Endohexosaminidase catalysed glycosylation with oxazoline donors: The development of robust biocatalytic methods for synthesis of defined homogeneous glycoconjugates

Abstract

Abstract Glycoprotein remodelling represents a practical and potentially widely applicable method for the production of homogenous glycoconjugates bearing defined N -glycan structures, including therapeutic glycoproteins and monoclonal antibodies. Key to the remodelling process is the attachment of a defined oligosaccharide structure en bloc to GlcNAc residues at N -linked glycosylation sites. Endohexosaminidases (endo-β- N -acetyl-glucosaminidases, ENGases) are a class of enzyme that are capable of achieving this synthetic transformation with complete regio- and stereochemical control.

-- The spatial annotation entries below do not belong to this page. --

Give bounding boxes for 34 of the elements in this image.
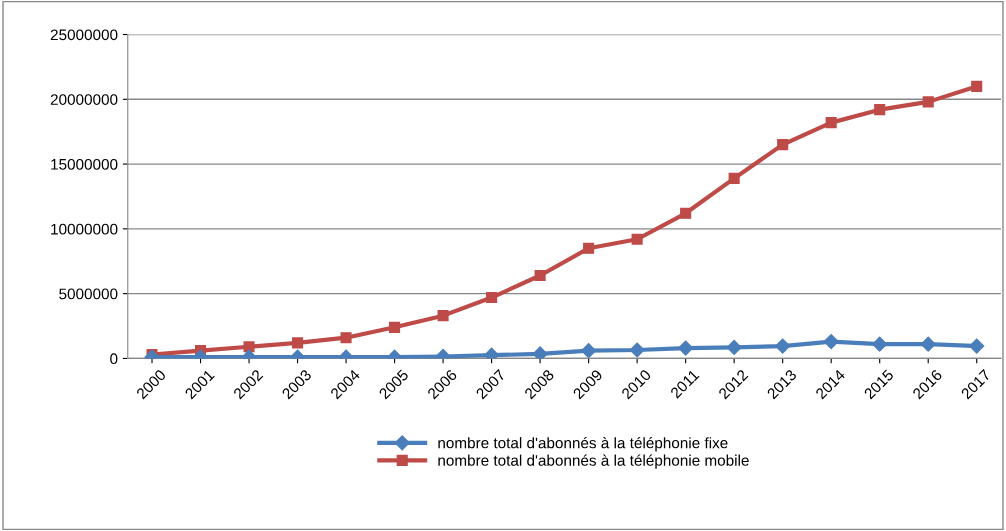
y-tick-label: 10000000 (51, 223, 118, 235)
point (534, 269, 546, 282)
point (583, 242, 595, 254)
point (678, 340, 694, 356)
legend-label: nombre total d'abonnés à la téléphonie fixe (438, 436, 728, 452)
y-tick-label: 20000000 (50, 94, 118, 105)
y-tick-label: 25000000 (50, 29, 118, 41)
point (629, 342, 645, 358)
point (631, 233, 643, 245)
point (777, 139, 789, 151)
y-tick-label: 15000000 (51, 158, 118, 170)
point (726, 339, 742, 355)
point (922, 96, 934, 108)
point (291, 337, 304, 349)
point (389, 321, 401, 333)
point (775, 338, 791, 354)
point (532, 346, 548, 359)
point (825, 117, 837, 129)
point (340, 332, 352, 344)
point (243, 341, 255, 353)
point (872, 336, 888, 352)
point (437, 310, 449, 322)
point (971, 80, 983, 92)
y-tick-label: 5000000 (59, 288, 118, 300)
point (920, 336, 936, 352)
point (581, 343, 597, 359)
point (969, 338, 985, 354)
point (486, 291, 498, 304)
point (823, 334, 839, 350)
point (680, 207, 692, 219)
y-tick-label: 0 (110, 353, 118, 365)
point (874, 104, 886, 116)
point (728, 172, 740, 184)
legend-label: nombre total d'abonnés à la téléphonie mobile (438, 454, 749, 469)
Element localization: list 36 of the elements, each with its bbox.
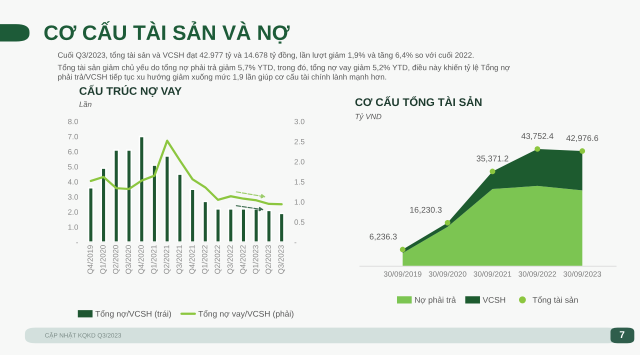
point <box>580 148 586 154</box>
legend-label: Tổng tài sản <box>532 296 578 305</box>
line-series <box>90 140 283 206</box>
bar <box>88 187 94 242</box>
bar <box>100 167 106 242</box>
data-label: 42,976.6 <box>566 135 598 142</box>
point <box>490 168 496 174</box>
point <box>400 246 406 252</box>
bar <box>164 155 170 242</box>
legend-label: VCSH <box>482 296 506 303</box>
point <box>534 146 540 152</box>
text: 7 <box>620 331 624 338</box>
bar <box>228 208 234 242</box>
point <box>444 220 450 226</box>
data-label: 6,236.3 <box>370 234 397 241</box>
bar <box>126 149 132 242</box>
text: CƠ CẤU TÀI SẢN VÀ NỢ <box>44 21 290 44</box>
text: CƠ CẤU TỔNG TÀI SẢN <box>355 96 482 106</box>
data-label: 35,371.2 <box>476 156 508 162</box>
bar <box>176 174 183 242</box>
bar <box>240 208 246 242</box>
bar <box>202 200 208 242</box>
legend-label: Nợ phải trả <box>415 296 456 305</box>
bar <box>266 210 272 242</box>
legend-label: Tổng nợ/VCSH (trái) <box>95 310 171 318</box>
data-label: 43,752.4 <box>521 133 554 140</box>
chart-title: CẤU TRÚC NỢ VAY <box>80 84 182 97</box>
bar <box>152 164 158 242</box>
bar <box>138 136 145 242</box>
legend-label: Tổng nợ vay/VCSH (phải) <box>198 310 294 318</box>
bar <box>113 149 120 242</box>
data-label: 16,230.3 <box>410 206 442 214</box>
bar <box>253 208 260 242</box>
bar <box>190 188 196 242</box>
bar <box>215 208 221 242</box>
bar <box>278 212 285 242</box>
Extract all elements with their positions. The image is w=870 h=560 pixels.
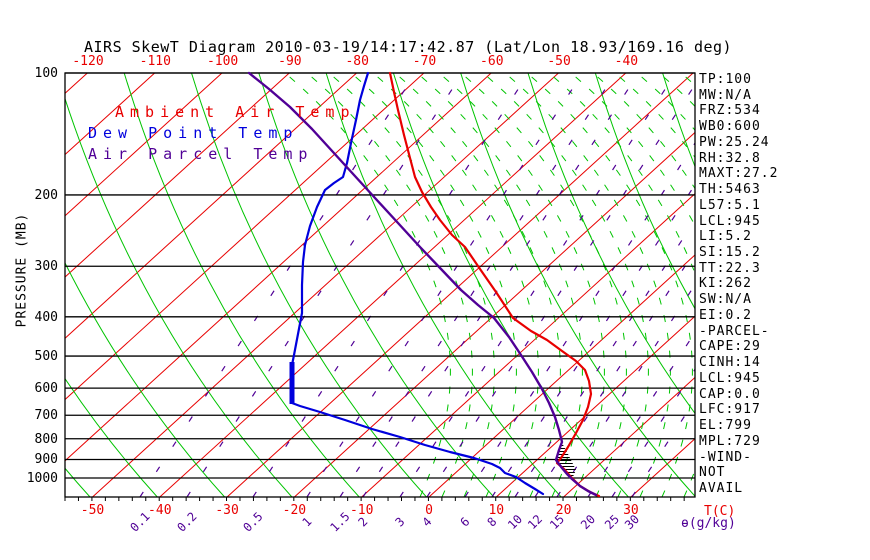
stat-line: L57:5.1 — [699, 197, 761, 213]
stat-line: TT:22.3 — [699, 260, 761, 276]
top-axis-tick: -50 — [547, 54, 571, 69]
top-axis-tick: -80 — [345, 54, 369, 69]
stat-line: SI:15.2 — [699, 245, 761, 261]
legend-item-0: Ambient Air Temp — [115, 103, 356, 121]
stat-line: LCL:945 — [699, 213, 761, 229]
pressure-tick: 1000 — [26, 471, 58, 486]
isotherm-grid — [65, 73, 695, 497]
pressure-tick: 100 — [34, 66, 58, 81]
air-parcel-temp-trace — [247, 71, 598, 497]
top-axis-tick: -90 — [278, 54, 302, 69]
bottom-axis-tick: -40 — [148, 503, 172, 518]
stat-line: NOT — [699, 465, 726, 481]
stat-line: MAXT:27.2 — [699, 166, 779, 182]
stat-line: TP:100 — [699, 72, 752, 87]
pressure-tick: 400 — [34, 309, 58, 325]
stat-line: SW:N/A — [699, 292, 752, 308]
stat-line: EL:799 — [699, 418, 752, 434]
bottom-axis-tick: 10 — [488, 503, 505, 518]
pressure-tick: 900 — [34, 452, 58, 468]
stat-line: FRZ:534 — [699, 103, 761, 119]
bottom-axis-tick: -30 — [215, 503, 239, 518]
cape-hatch-region — [556, 443, 576, 479]
stat-line: -PARCEL- — [699, 323, 770, 339]
bottom-axis-tick: 20 — [555, 503, 572, 518]
stat-line: CINH:14 — [699, 355, 761, 371]
pressure-tick: 500 — [34, 349, 58, 365]
moist-adiabat-grid — [284, 73, 695, 497]
stat-line: EI:0.2 — [699, 307, 752, 323]
top-axis-tick: -60 — [480, 54, 504, 69]
bottom-axis-tick: 0 — [425, 503, 433, 518]
bottom-axis-tick: -50 — [80, 503, 105, 518]
plot-border — [64, 72, 696, 498]
stat-line: MPL:729 — [699, 433, 761, 449]
pressure-tick: 800 — [34, 431, 58, 447]
stat-line: AVAIL — [699, 480, 744, 496]
stat-line: PW:25.24 — [699, 134, 770, 150]
top-axis-tick: -40 — [614, 54, 639, 69]
bottom-axis-tick: 30 — [623, 503, 639, 518]
stat-line: LI:5.2 — [699, 229, 752, 245]
pressure-tick: 700 — [34, 408, 58, 424]
stat-line: KI:262 — [699, 276, 752, 292]
stat-line: MW:N/A — [699, 87, 752, 103]
dew-point-temp-trace — [290, 71, 545, 496]
stat-line: TH:5463 — [699, 182, 761, 198]
top-axis-tick: -110 — [139, 54, 171, 69]
pressure-tick: 300 — [34, 259, 58, 275]
bottom-axis-tick: -20 — [282, 503, 307, 518]
stat-line: LFC:917 — [699, 402, 761, 418]
stat-line: LCL:945 — [699, 370, 761, 386]
pressure-tick: 200 — [34, 187, 58, 203]
stat-line: CAPE:29 — [699, 339, 761, 355]
temperature-unit-label: T(C) — [704, 504, 736, 519]
bottom-axis-tick: -10 — [349, 503, 374, 518]
mixing-ratio-unit-label: ɵ(g/kg) — [681, 516, 736, 531]
legend-item-2: Air Parcel Temp — [88, 145, 314, 163]
stat-line: RH:32.8 — [699, 150, 761, 166]
stat-line: CAP:0.0 — [699, 386, 761, 402]
stat-line: -WIND- — [699, 449, 752, 465]
top-axis-tick: -120 — [72, 54, 104, 69]
top-axis-tick: -100 — [206, 54, 239, 69]
bottom-minor-ticks — [64, 497, 685, 501]
skewt-grid — [65, 73, 695, 497]
pressure-tick: 600 — [34, 381, 58, 397]
dry-adiabat-grid — [65, 73, 695, 497]
top-axis-tick: -70 — [412, 54, 437, 69]
chart-title: AIRS SkewT Diagram 2010-03-19/14:17:42.8… — [84, 38, 733, 56]
stat-line: WB0:600 — [699, 119, 761, 135]
legend-item-1: Dew Point Temp — [88, 124, 299, 142]
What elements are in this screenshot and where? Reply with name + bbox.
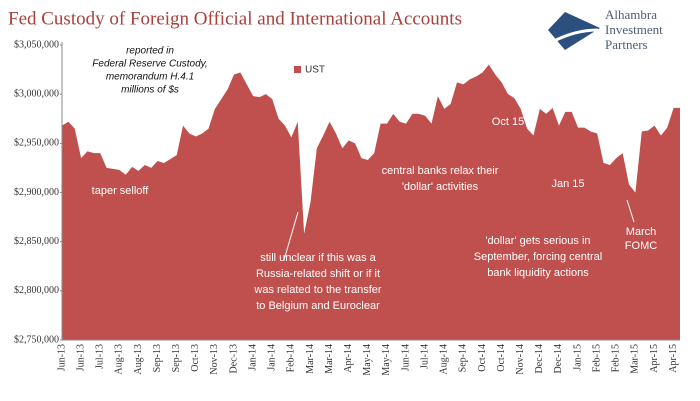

In particular, the use of oxazolines as activated donor substrates for these enzymes greatly improves synthetic efficiencies as compared to transglycosylation using Asn-linked oligosaccharides. This article summarises recent work from within our laboratory focussing on the synthesis of a wide variety of N -glycan oxazolines and their use as substrates for endohexosaminidase-catalysed glycosylation. In particular, the problem of enzyme-catalysed competitive product hydrolysis may be countered, either by the use of structurally modified oxazoline donors, or by the production of mutant endohexosaminidase enzymes. The power of this methodology is exemplified by the production of a defined glycoform of ribonuclease B in a highly efficient fashion.